Seoul really feels like somewhere halfway between China and Tokyo (I'm tempted to say Japan, but I haven't really ventured too far beyond Tokyo). Seoul is cleaner, hipper and less chaotic than China, but not as hyper-perfect as Tokyo can be. Possibly a flash-forward to what Shanghai will be like in 10 years. They dress like the Chinese, but like the Japanese they avoid eye contact with strangers. Seoul is affordable for travelers, very much unlike Japan. The food was to die for, even for a vegetarian. It seems a bit weird to me that Seoul isn't more of a "destination city".

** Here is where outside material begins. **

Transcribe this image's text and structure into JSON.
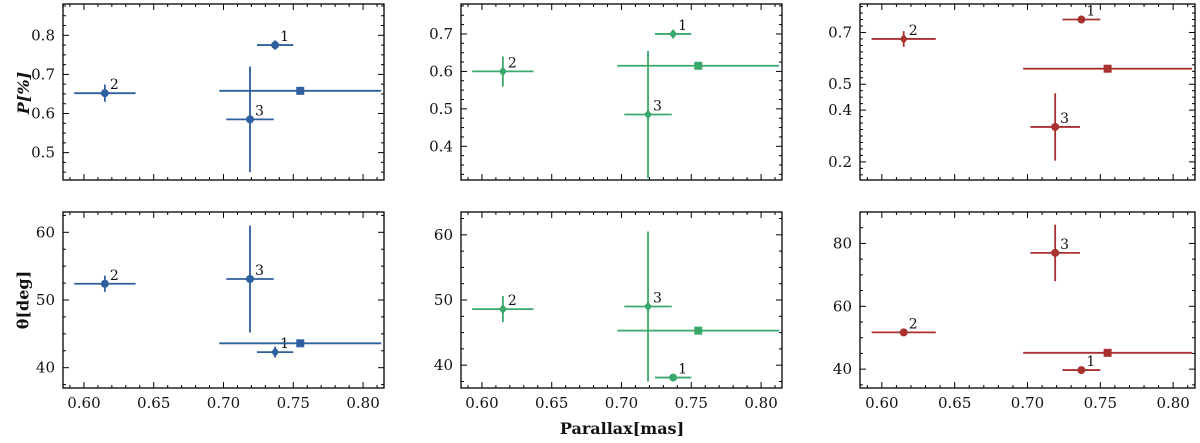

On Friday, I went on a tour to Panmunjom, in the "demilitarized zone" (DMZ) between South and North Korea. The tour itself was a lot of kitschy build-up and drama, but underwhelming for the most part. But I did learn a lot more about the modern history of Korea. Setting aside the US' childish demonization of the North, the story of the past 100 years leading to where Korea is today is just heartbreaking (no thanks to the Japanese either, mind you). Seoul is just 40 km from the North-South border, and Pyongyang is just 200 km beyond that. That's less than the distance between New York and Boston. Yet, because of an arbitrary border drawn up by some trigger-happy army guy (i.e., not a Korean), thousands of families have been torn apart, cutoff from their relatives for almost 60 years now.
The most memorable and sombre moment of the past week was over dinner, when our friend Sung Gul told us how he dreamt of "one Korea".